The Hellenes were now among their countrymen; but they still had many difficulties to encounter, and many toils and dangers to pass through, before they could actually reach their home. They could not get ships enough to take so large a number by sea, and were obliged, for the most part, to make their way on foot all along the Black Sea coast, getting food, as best they could, by plundering any enemies within reach.
Xenophon had been anxious to return to Hellas as quickly as possible, but he would not forsake his comrades, and determined to remain with them as long as they needed his help and counsel.
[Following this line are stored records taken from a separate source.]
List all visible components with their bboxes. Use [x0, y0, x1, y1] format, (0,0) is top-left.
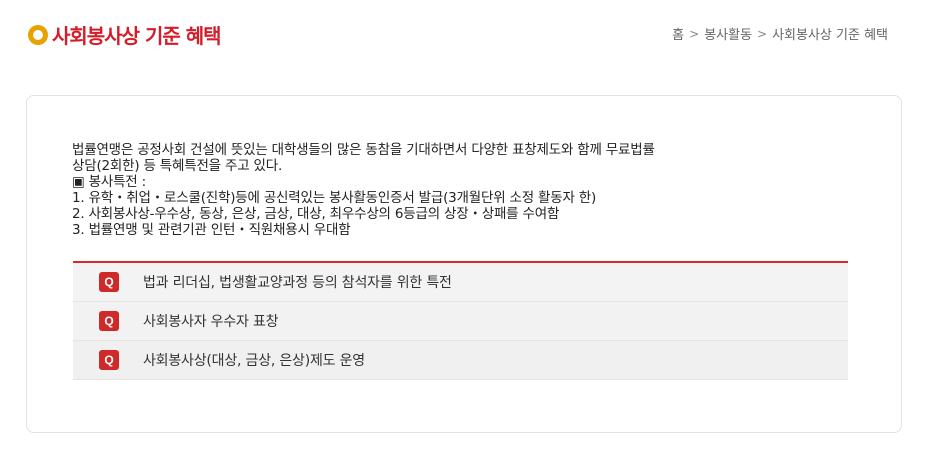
- benefits-heading: ▣ 봉사특전 :: [72, 174, 146, 190]
- intro-text: 법률연맹은 공정사회 건설에 뜻있는 대학생들의 많은 동참을 기대하면서 다양…: [72, 142, 852, 238]
- breadcrumb-volunteer-link[interactable]: 봉사활동: [704, 24, 752, 43]
- faq-item-volunteer-award[interactable]: Q 사회봉사자 우수자 표창: [73, 302, 848, 341]
- content-panel: 법률연맹은 공정사회 건설에 뜻있는 대학생들의 많은 동참을 기대하면서 다양…: [26, 95, 902, 433]
- q-badge-icon: Q: [99, 350, 119, 370]
- q-badge-icon: Q: [99, 272, 119, 292]
- breadcrumb-separator: >: [689, 26, 700, 41]
- intro-line: 법률연맹은 공정사회 건설에 뜻있는 대학생들의 많은 동참을 기대하면서 다양…: [72, 142, 655, 158]
- faq-item-special-benefits[interactable]: Q 법과 리더십, 법생활교양과정 등의 참석자를 위한 특전: [73, 263, 848, 302]
- circle-bullet-icon: [28, 24, 48, 45]
- benefit-item: 3. 법률연맹 및 관련기관 인턴・직원채용시 우대함: [72, 222, 351, 238]
- faq-item-label: 법과 리더십, 법생활교양과정 등의 참석자를 위한 특전: [143, 275, 452, 291]
- page-title: 사회봉사상 기준 혜택: [52, 24, 222, 48]
- faq-list: Q 법과 리더십, 법생활교양과정 등의 참석자를 위한 특전 Q 사회봉사자 …: [73, 261, 848, 380]
- benefit-item: 2. 사회봉사상-우수상, 동상, 은상, 금상, 대상, 최우수상의 6등급의…: [72, 206, 560, 222]
- page-title-wrap: 사회봉사상 기준 혜택: [28, 20, 222, 49]
- breadcrumb-separator: >: [757, 26, 768, 41]
- faq-item-label: 사회봉사자 우수자 표창: [143, 314, 279, 330]
- benefit-item: 1. 유학・취업・로스쿨(진학)등에 공신력있는 봉사활동인증서 발급(3개월단…: [72, 190, 597, 206]
- q-badge-icon: Q: [99, 311, 119, 331]
- breadcrumb-home-link[interactable]: 홈: [672, 24, 684, 43]
- faq-item-label: 사회봉사상(대상, 금상, 은상)제도 운영: [143, 353, 365, 369]
- page-header: 사회봉사상 기준 혜택 홈 > 봉사활동 > 사회봉사상 기준 혜택: [28, 18, 908, 48]
- intro-line: 상담(2회한) 등 특혜특전을 주고 있다.: [72, 158, 283, 174]
- breadcrumb: 홈 > 봉사활동 > 사회봉사상 기준 혜택: [672, 24, 888, 44]
- breadcrumb-current: 사회봉사상 기준 혜택: [772, 28, 888, 43]
- faq-item-award-system[interactable]: Q 사회봉사상(대상, 금상, 은상)제도 운영: [73, 341, 848, 380]
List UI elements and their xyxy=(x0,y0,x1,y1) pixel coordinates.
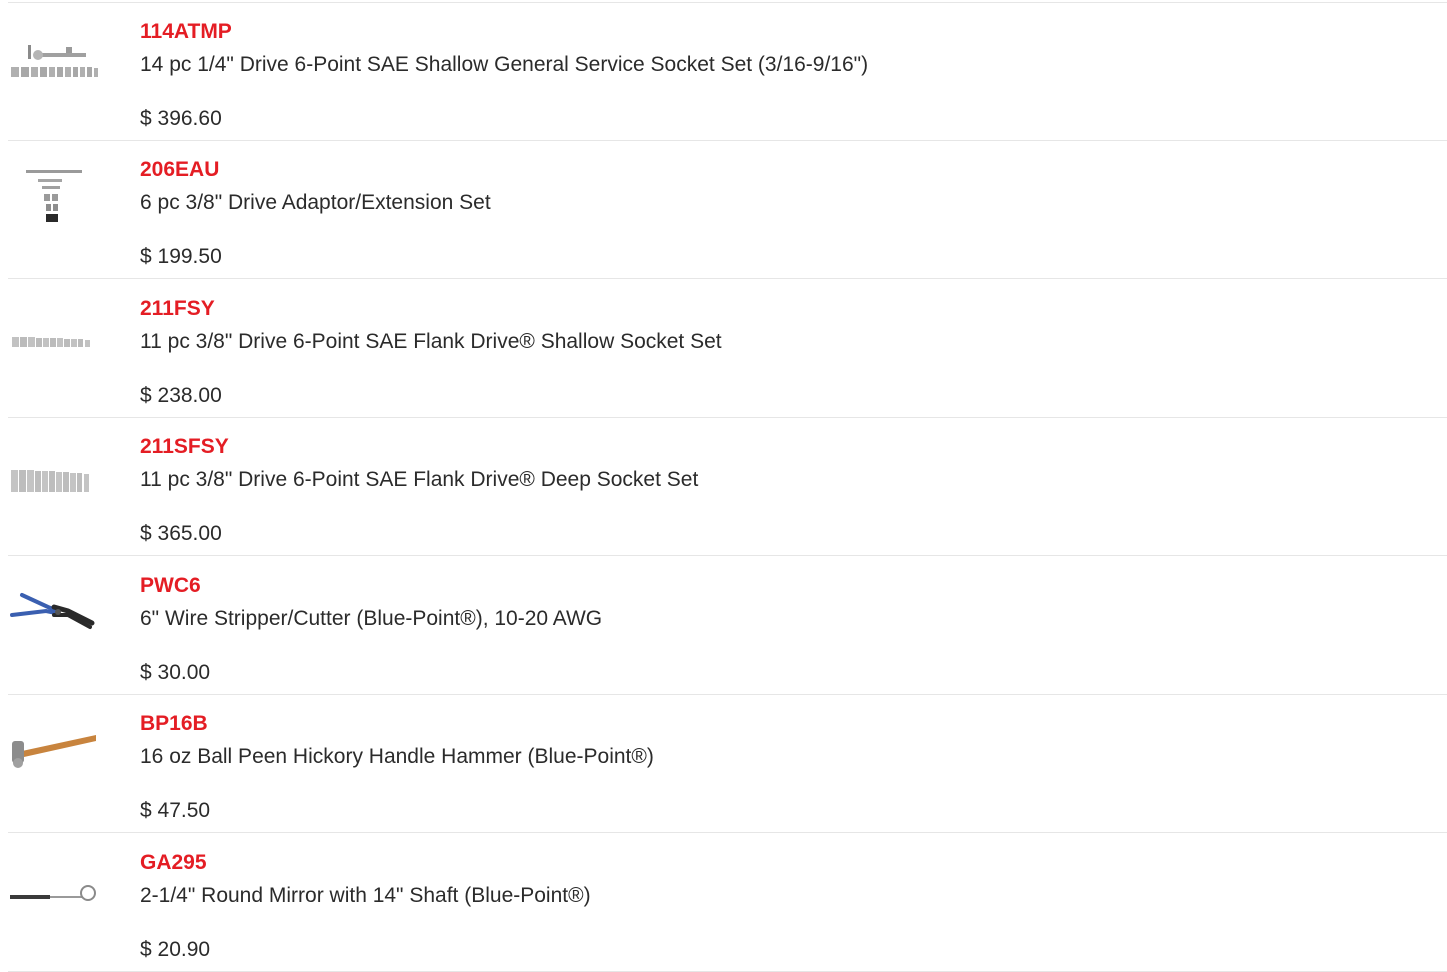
product-sku[interactable]: 211SFSY xyxy=(140,435,229,459)
product-price: $ 47.50 xyxy=(140,799,211,822)
product-row[interactable]: 114ATMP 14 pc 1/4" Drive 6-Point SAE Sha… xyxy=(8,3,1447,141)
product-description[interactable]: 16 oz Ball Peen Hickory Handle Hammer (B… xyxy=(140,744,654,770)
product-row[interactable]: 211FSY 11 pc 3/8" Drive 6-Point SAE Flan… xyxy=(8,280,1447,418)
shallow-socket-set-icon xyxy=(12,337,90,347)
product-price: $ 396.60 xyxy=(140,107,222,130)
product-description[interactable]: 6" Wire Stripper/Cutter (Blue-Point®), 1… xyxy=(140,606,602,632)
product-thumbnail[interactable] xyxy=(8,290,100,400)
product-price: $ 238.00 xyxy=(140,384,222,407)
product-price: $ 199.50 xyxy=(140,245,222,268)
product-row[interactable]: PWC6 6" Wire Stripper/Cutter (Blue-Point… xyxy=(8,557,1447,695)
product-sku[interactable]: BP16B xyxy=(140,712,208,736)
product-row[interactable]: 211SFSY 11 pc 3/8" Drive 6-Point SAE Fla… xyxy=(8,418,1447,556)
product-sku[interactable]: 114ATMP xyxy=(140,20,232,44)
product-price: $ 30.00 xyxy=(140,661,211,684)
product-row[interactable]: GA295 2-1/4" Round Mirror with 14" Shaft… xyxy=(8,834,1447,972)
ball-peen-hammer-icon xyxy=(12,735,96,768)
product-description[interactable]: 11 pc 3/8" Drive 6-Point SAE Flank Drive… xyxy=(140,467,698,493)
product-thumbnail[interactable] xyxy=(8,151,100,261)
product-list: 114ATMP 14 pc 1/4" Drive 6-Point SAE Sha… xyxy=(0,0,1447,972)
product-description[interactable]: 6 pc 3/8" Drive Adaptor/Extension Set xyxy=(140,190,491,216)
wire-stripper-icon xyxy=(10,593,95,629)
product-row[interactable]: BP16B 16 oz Ball Peen Hickory Handle Ham… xyxy=(8,695,1447,833)
product-thumbnail[interactable] xyxy=(8,13,100,123)
product-sku[interactable]: PWC6 xyxy=(140,574,201,598)
product-price: $ 20.90 xyxy=(140,938,211,961)
product-thumbnail[interactable] xyxy=(8,567,100,677)
product-sku[interactable]: 211FSY xyxy=(140,297,215,321)
product-thumbnail[interactable] xyxy=(8,844,100,954)
product-description[interactable]: 2-1/4" Round Mirror with 14" Shaft (Blue… xyxy=(140,883,591,909)
product-row[interactable]: 206EAU 6 pc 3/8" Drive Adaptor/Extension… xyxy=(8,141,1447,279)
inspection-mirror-icon xyxy=(10,885,96,901)
product-sku[interactable]: 206EAU xyxy=(140,158,219,182)
product-sku[interactable]: GA295 xyxy=(140,851,207,875)
product-thumbnail[interactable] xyxy=(8,428,100,538)
product-thumbnail[interactable] xyxy=(8,705,100,815)
adaptor-extension-icon xyxy=(26,170,82,222)
deep-socket-set-icon xyxy=(11,470,89,492)
product-description[interactable]: 11 pc 3/8" Drive 6-Point SAE Flank Drive… xyxy=(140,329,722,355)
product-price: $ 365.00 xyxy=(140,522,222,545)
socket-set-icon xyxy=(11,45,98,77)
product-description[interactable]: 14 pc 1/4" Drive 6-Point SAE Shallow Gen… xyxy=(140,52,868,78)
After a time, however, the greater number of the soldiers decided to join the Spartans, who were just then sending an expedition into Asia to make war upon Tissaphernes, and Xenophon resigned his charge to the Spartan general in command of the expedition.
Soon after leaving Trebizond, the spoil taken from the Colchians and other enemies had been divided among the troops, a tenth part having first been set aside for the god Apollo, and his sister, the goddess Artemis, whose magnificent temple at Ephesus was one of the wonders of the world. The share for the gods was assigned to the generals, to be offered in any way that they might think best, and out of a part of the treasure given to him for the goddess Artemis, Xenophon bought in after years a piece of land near Olympia, and dedicated it to her service for ever. It was a lovely spot, with a little stream running through it called Selinus, which happened also to be the name of the river that flows past the temple of Artemis at Ephesus, and like the Ephesian Selinus, it was full of fish and mussels. There were groves, moreover, and forests abounding in game, besides hilly ground, and pastures for cattle, sheep and horses.
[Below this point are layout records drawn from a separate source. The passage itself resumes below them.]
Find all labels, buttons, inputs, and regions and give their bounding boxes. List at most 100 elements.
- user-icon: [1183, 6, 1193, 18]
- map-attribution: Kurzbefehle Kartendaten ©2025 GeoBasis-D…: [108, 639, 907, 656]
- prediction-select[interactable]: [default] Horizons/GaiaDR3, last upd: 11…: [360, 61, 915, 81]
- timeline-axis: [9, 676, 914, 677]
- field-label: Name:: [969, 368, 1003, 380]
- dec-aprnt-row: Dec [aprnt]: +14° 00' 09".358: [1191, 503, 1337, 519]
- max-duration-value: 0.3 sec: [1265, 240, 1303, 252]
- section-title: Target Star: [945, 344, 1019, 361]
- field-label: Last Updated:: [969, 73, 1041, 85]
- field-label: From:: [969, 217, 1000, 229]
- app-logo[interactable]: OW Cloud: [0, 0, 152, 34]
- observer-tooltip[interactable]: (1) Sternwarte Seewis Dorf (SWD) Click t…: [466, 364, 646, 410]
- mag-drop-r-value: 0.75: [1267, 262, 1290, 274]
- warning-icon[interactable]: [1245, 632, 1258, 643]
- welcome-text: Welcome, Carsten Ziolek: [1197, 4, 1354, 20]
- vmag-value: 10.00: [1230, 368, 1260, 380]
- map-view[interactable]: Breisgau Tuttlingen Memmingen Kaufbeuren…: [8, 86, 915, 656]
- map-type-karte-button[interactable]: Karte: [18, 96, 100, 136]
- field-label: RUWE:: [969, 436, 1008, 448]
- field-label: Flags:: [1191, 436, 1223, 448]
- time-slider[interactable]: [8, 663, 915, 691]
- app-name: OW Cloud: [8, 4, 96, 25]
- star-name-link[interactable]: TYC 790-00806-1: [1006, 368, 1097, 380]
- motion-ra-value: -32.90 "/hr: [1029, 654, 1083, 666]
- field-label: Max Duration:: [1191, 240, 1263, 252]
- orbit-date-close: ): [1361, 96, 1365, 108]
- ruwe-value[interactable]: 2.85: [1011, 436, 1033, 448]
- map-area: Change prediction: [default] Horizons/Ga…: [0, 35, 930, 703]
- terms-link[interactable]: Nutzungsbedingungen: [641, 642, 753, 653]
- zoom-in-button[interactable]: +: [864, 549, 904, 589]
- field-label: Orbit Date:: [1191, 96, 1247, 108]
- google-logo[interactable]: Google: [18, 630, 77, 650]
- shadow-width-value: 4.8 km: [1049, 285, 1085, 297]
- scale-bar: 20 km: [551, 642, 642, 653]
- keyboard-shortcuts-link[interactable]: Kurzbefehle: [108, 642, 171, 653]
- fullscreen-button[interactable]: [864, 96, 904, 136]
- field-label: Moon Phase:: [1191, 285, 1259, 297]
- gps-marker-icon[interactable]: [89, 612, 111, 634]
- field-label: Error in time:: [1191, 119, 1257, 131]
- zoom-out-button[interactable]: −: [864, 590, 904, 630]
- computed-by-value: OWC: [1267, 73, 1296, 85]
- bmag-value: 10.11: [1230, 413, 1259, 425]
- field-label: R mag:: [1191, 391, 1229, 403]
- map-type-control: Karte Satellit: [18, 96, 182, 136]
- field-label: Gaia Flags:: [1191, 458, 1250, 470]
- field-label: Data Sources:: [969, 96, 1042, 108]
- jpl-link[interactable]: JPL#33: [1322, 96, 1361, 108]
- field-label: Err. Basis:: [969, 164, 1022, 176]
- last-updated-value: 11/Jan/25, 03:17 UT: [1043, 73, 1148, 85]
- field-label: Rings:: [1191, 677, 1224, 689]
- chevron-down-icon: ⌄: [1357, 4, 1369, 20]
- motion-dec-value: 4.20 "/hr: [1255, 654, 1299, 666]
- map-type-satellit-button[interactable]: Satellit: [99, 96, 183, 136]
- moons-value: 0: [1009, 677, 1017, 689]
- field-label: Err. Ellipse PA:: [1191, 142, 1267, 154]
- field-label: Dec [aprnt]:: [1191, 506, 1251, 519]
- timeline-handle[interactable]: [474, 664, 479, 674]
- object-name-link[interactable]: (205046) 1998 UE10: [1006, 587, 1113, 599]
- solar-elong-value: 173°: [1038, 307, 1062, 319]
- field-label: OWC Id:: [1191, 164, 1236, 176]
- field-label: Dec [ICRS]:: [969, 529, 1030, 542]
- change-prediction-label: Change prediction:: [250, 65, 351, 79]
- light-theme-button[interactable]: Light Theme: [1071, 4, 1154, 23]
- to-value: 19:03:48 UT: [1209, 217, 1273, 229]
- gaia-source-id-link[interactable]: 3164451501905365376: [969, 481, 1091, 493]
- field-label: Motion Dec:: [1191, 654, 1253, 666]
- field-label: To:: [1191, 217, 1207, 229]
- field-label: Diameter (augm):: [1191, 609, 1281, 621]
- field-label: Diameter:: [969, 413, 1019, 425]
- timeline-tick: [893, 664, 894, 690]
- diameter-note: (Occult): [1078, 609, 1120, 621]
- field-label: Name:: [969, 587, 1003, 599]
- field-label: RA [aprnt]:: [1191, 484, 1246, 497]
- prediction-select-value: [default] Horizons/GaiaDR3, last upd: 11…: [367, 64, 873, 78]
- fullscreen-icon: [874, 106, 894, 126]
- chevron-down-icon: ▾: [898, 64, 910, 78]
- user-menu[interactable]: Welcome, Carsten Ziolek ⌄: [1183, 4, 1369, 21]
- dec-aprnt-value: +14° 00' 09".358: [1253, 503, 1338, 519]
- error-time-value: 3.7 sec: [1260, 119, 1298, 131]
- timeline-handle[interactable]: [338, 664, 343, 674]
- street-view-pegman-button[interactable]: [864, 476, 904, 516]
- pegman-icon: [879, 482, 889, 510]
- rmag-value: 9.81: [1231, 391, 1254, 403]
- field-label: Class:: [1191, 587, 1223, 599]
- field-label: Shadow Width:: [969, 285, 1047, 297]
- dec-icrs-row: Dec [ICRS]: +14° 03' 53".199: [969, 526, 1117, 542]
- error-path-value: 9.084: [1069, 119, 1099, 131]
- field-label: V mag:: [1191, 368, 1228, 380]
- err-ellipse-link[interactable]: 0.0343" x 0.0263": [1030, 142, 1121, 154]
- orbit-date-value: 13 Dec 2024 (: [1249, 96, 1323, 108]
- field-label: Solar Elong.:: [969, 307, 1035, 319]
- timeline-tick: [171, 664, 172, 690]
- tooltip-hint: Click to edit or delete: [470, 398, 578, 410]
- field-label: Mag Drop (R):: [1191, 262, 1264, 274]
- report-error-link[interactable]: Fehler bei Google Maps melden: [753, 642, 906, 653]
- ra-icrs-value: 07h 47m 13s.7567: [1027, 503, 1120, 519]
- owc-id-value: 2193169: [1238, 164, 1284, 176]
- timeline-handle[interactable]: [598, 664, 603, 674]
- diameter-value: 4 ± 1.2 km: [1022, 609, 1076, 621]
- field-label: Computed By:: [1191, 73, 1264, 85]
Here Xenophon built a temple to Artemis, and planted around it a grove of many kinds of fruit-trees; and in the temple he placed an altar, and an image of the goddess. The temple was like the temple at Ephesus, only far smaller, and the image was like the image at Ephesus, but instead of being made of gold, it was of cypress-wood. Lastly he set up a column near the temple, and on it this inscription:—"This Place is sacred to Artemis. He who lives here and enjoys the fruits of the ground must every year offer the tenth part of the produce to the goddess, and out of the residue keep the temple in repair. Should he neglect this duty, the goddess will remember it against him."
The first guardian of the temple was Xenophon himself. In this beautiful place he settled down on retiring from the cares of public life, and here he spent many happy years with his wife and two brave sons, living to the age of ninety. Every year he made a feast in the name of the goddess, and invited to it all the people of the neighbourhood. Booths were erected for the reception of the guests, and they were feasted on the produce of the sacred ground,—on barley and wheaten bread, flesh of the flocks and herds, game caught in the chase by Xenophon and his sons, wines and sweetmeats.
In his old age Xenophon had the grief of losing one of his dearly loved sons, who fell in battle. The news was brought to him as he was standing, crowned with a garland, before the image of the goddess, about to offer a sacrifice. On hearing it he put off the garland, the emblem of joy and gladness; but when he was told his son had fallen in fair fight, after a brave resistance, he put on the garland again, and ended the sacrifice, saying, "I knew that my child was mortal."
It was no doubt in this pleasant retreat that Xenophon composed the writings that have been handed down to us as a record of the events which he saw with his own eyes, and in which he took an honourable and distinguished part. Among them all there are no more graphic or more interesting pages than those which describe the doings and sufferings of the brave Ten Thousand.